NVIDIA's software optimization for large language model inference is outpacing AMD's hardware gains, a gap that could determine who captures the next wave of AI spending.
SemiAnalysis, a semiconductor research firm, said NVIDIA's vLLM inference engine delivers more than 12,000 tokens per second per GPU on large mixture-of-experts models, while AMD's MI355X lags due to weaker software integration and rack-level interconnect limits. The firm posted its assessment on X on July 13, following a report two weeks earlier that said NVIDIA's CUDA moat was being "slowly eroded" by hyperscaler custom chips.
NVIDIA's GB200 NVL72 rack system links 72 GPUs through NVLink, enabling wide expert parallelism of 8 to 16 across models like Kimi K2.5, a 100-billion-parameter MoE architecture. The Dynamo distributed inference framework integrates vLLM with disaggregated serving — separating prefill and decode phases — and efficient KV cache transfer across nodes. Each GPU carries reduced expert weights, lowering HBM bandwidth pressure, while all-to-all communication stays within the high-speed NVLink domain rather than traversing slower InfiniBand networks.
AMD's MI355X cannot match the same scale of expert parallelism or rack-level interconnect, according to SemiAnalysis. The company's software stack still relies on standard vLLM and DISAGG versions, without the deep optimizations NVIDIA has built for ultra-large MoE models and wide parallel configurations. The firm described AMD's shortfall as limited to "some models," a qualifier that underscores the gap between partial support and full-coverage optimization.

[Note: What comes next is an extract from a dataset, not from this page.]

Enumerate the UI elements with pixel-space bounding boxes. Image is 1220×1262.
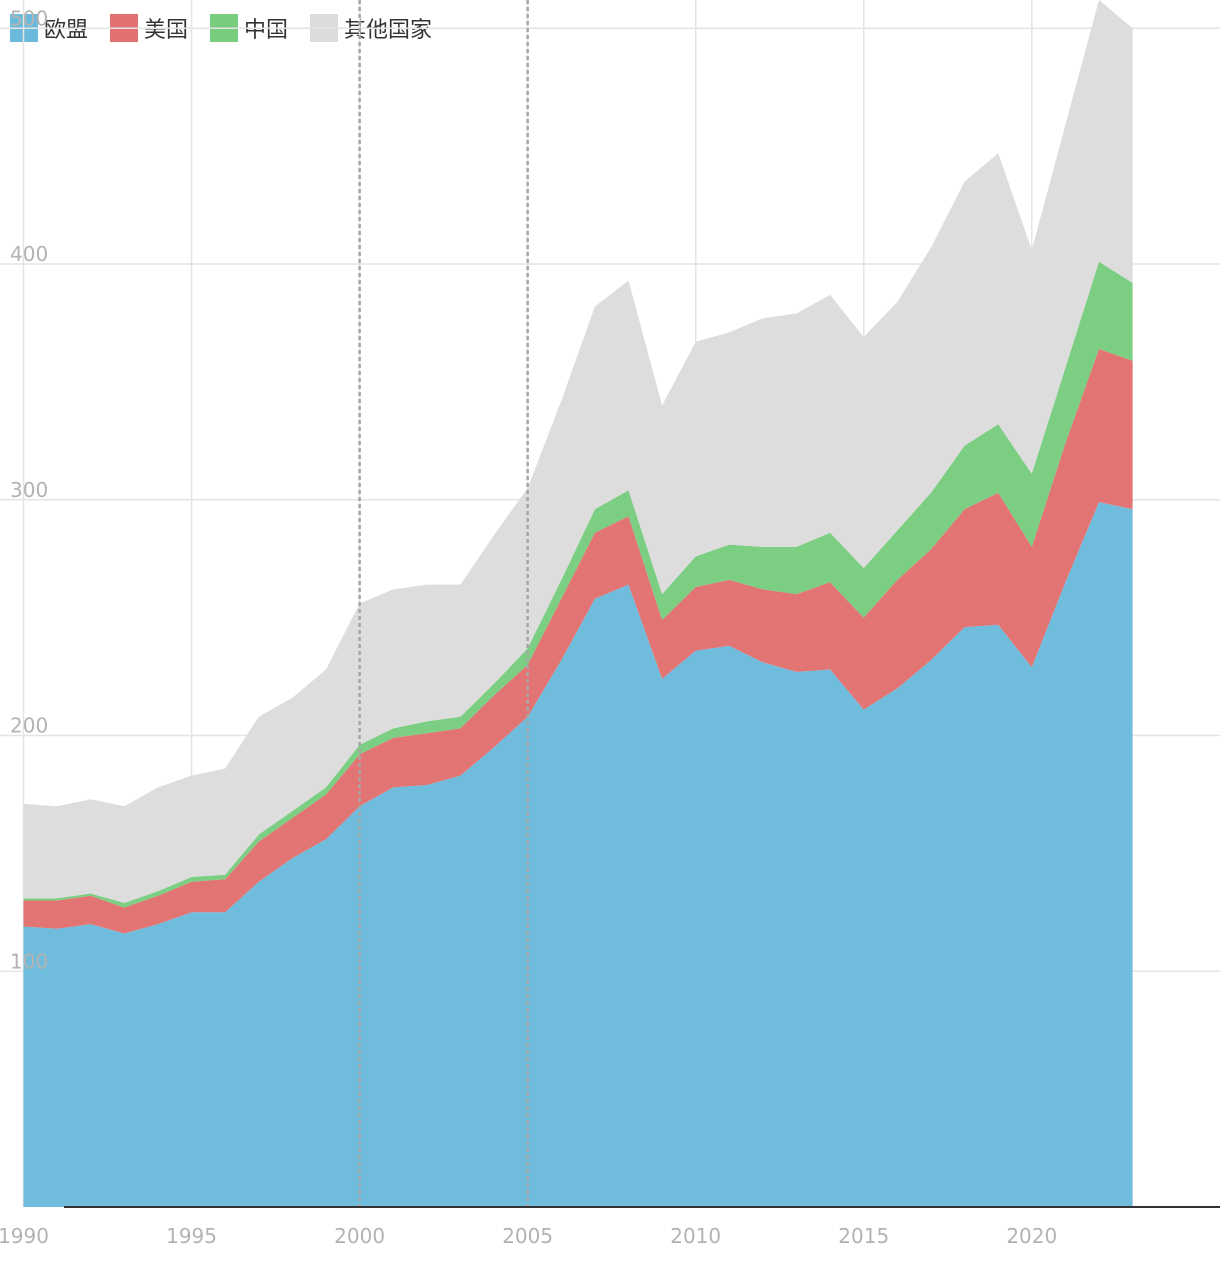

The finding challenges the narrative that AMD's hardware is closing the gap with NVIDIA. While AMD shares have surged 160 percent year to date to $557.89, and Meta Platforms signed a large procurement order for MI350 chips, the inference software gap remains wide. In AI inference, where enterprise customers run billions of daily calls, microsecond latency differences compound into meaningful cost advantages. Maintaining two software stacks to cover different model types often becomes a decisive factor in procurement decisions.

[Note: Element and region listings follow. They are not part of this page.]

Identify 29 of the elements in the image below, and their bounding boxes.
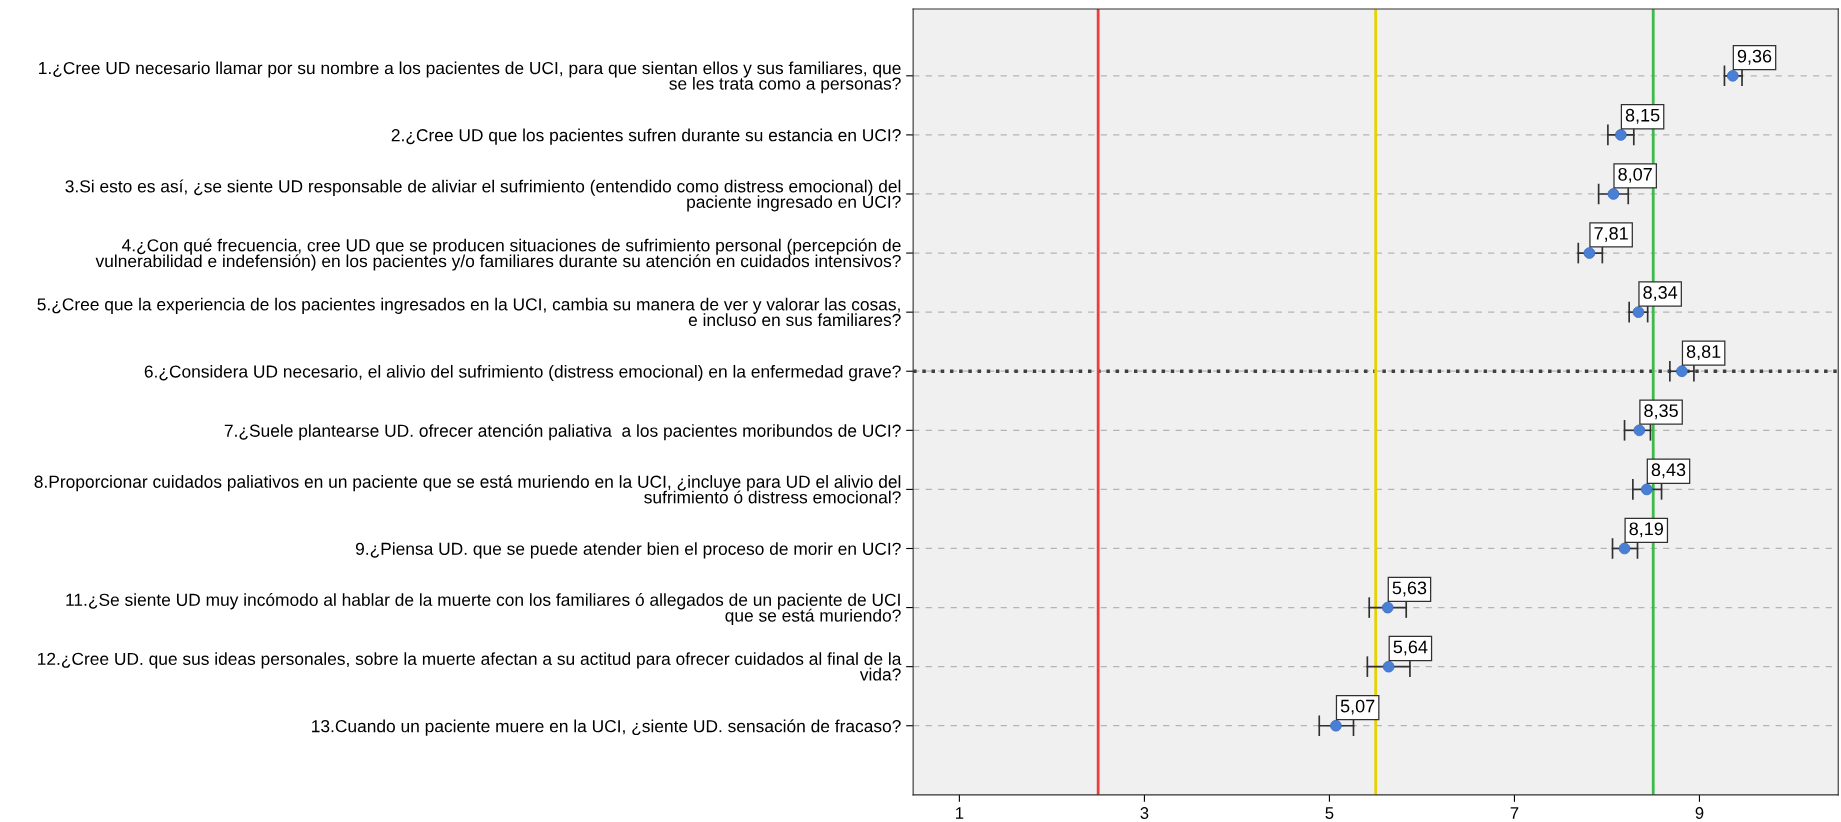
data-label: 8,34 xyxy=(1643,286,1678,301)
data-label: 5,07 xyxy=(1340,699,1375,715)
data-label: 5,63 xyxy=(1392,581,1427,597)
y-tick-label: 1.¿Cree UD necesario llamar por su nombre a los pacientes de UCI, para que sientan ellos y sus familiares, que se les trata como a personas? xyxy=(39,61,901,94)
x-tick-label: 1 xyxy=(956,807,964,819)
y-tick-label: 8.Proporcionar cuidados paliativos en un paciente que se está muriendo en la UCI, ¿incluye para UD el alivio del sufrimiento ó distress emocional? xyxy=(34,474,901,504)
y-tick-label: 4.¿Con qué frecuencia, cree UD que se producen situaciones de sufrimiento personal (percepción de vulnerabilidad e indefensión) en los pacientes y/o familiares durante su atención en cuidados intensivos? xyxy=(95,238,901,271)
data-label: 8,07 xyxy=(1618,167,1652,183)
data-label: 9,36 xyxy=(1737,49,1772,65)
data-label: 8,15 xyxy=(1625,108,1660,124)
x-tick-label: 7 xyxy=(1510,807,1519,819)
data-label: 8,81 xyxy=(1686,345,1721,361)
y-tick-label: 2.¿Cree UD que los pacientes sufren durante su estancia en UCI? xyxy=(391,128,901,145)
y-tick-label: 3.Si esto es así, ¿se siente UD responsable de aliviar el sufrimiento (entendido como distress emocional) del paciente ingresado en UCI? xyxy=(65,179,901,212)
data-label: 8,35 xyxy=(1644,404,1678,420)
data-label: 5,64 xyxy=(1393,640,1428,656)
y-tick-label: 12.¿Cree UD. que sus ideas personales, sobre la muerte afectan a su actitud para ofrecer cuidados al final de la vida? xyxy=(38,652,902,681)
data-label: 7,81 xyxy=(1594,226,1628,242)
y-tick-label: 7.¿Suele plantearse UD. ofrecer atención paliativa a los pacientes moribundos de UCI? xyxy=(224,423,901,441)
y-tick-label: 5.¿Cree que la experiencia de los pacientes ingresados en la UCI, cambia su manera de ver y valorar las cosas, e incluso en sus familiares? xyxy=(37,297,901,327)
x-tick-label: 3 xyxy=(1140,807,1149,819)
y-tick-label: 11.¿Se siente UD muy incómodo al hablar de la muerte con los familiares ó allegados de un paciente de UCI que se está muriendo? xyxy=(66,592,901,626)
data-label: 8,19 xyxy=(1629,522,1663,538)
y-tick-label: 13.Cuando un paciente muere en la UCI, ¿siente UD. sensación de fracaso? xyxy=(312,719,901,736)
y-tick-label: 9.¿Piensa UD. que se puede atender bien el proceso de morir en UCI? xyxy=(355,542,901,559)
x-tick-label: 5 xyxy=(1325,807,1334,819)
x-tick-label: 9 xyxy=(1695,807,1704,819)
data-label: 8,43 xyxy=(1651,463,1686,479)
y-tick-label: 6.¿Considera UD necesario, el alivio del sufrimiento (distress emocional) en la enfermedad grave? xyxy=(144,364,901,382)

NVIDIA's software ecosystem rests on three layers: a CUDA tool chain covering roughly 4 million developers accumulated over two decades, priority adaptation across all major machine learning frameworks, and deeply optimized libraries including cuDNN, TensorRT, and NCCL. The switching cost imposed by these layers exceeds any single hardware specification advantage, according to the SemiAnalysis assessment.
The broader competitive picture is more nuanced. Hyperscalers including Google, Amazon, and Microsoft are investing heavily in custom ASICs — Google's TPU and Amazon's Trainium — that undercut NVIDIA on inference cost. Broadcom and Marvell Technology design custom AI accelerators that cost between $6 billion and $11 billion per gigawatt of infrastructure, compared with roughly $19 billion for NVIDIA GB300-based racks, according to Milk Road AI estimates. Morgan Stanley said the four largest hyperscalers will spend over $1 trillion on AI infrastructure next year, adding 19.5 gigawatts of incremental compute capacity.
Yet SemiAnalysis's latest assessment suggests that NVIDIA's software depth in inference has not narrowed in step with the hardware competition. The firm's earlier report noted that Anthropic runs Claude model training on Google TPUs and Claude Code inference on Amazon Trainium, showing that custom chips are gaining share. But the vLLM performance data indicates that for the most demanding MoE inference workloads, NVIDIA's integrated hardware-software stack still holds a lead that AMD and ASIC designers have not yet matched.
NVIDIA shares closed at $210.96 on July 13, down 1.99 percent on the day, tracking broader semiconductor weakness. AMD fell 2.64 percent to $543.14. TSMC, which manufactures both companies' chips, reported a 36 percent jump in quarterly sales with N3 capacity sold out, signaling AI demand remains supply-constrained.
This article is for informational purposes only and does not constitute investment advice.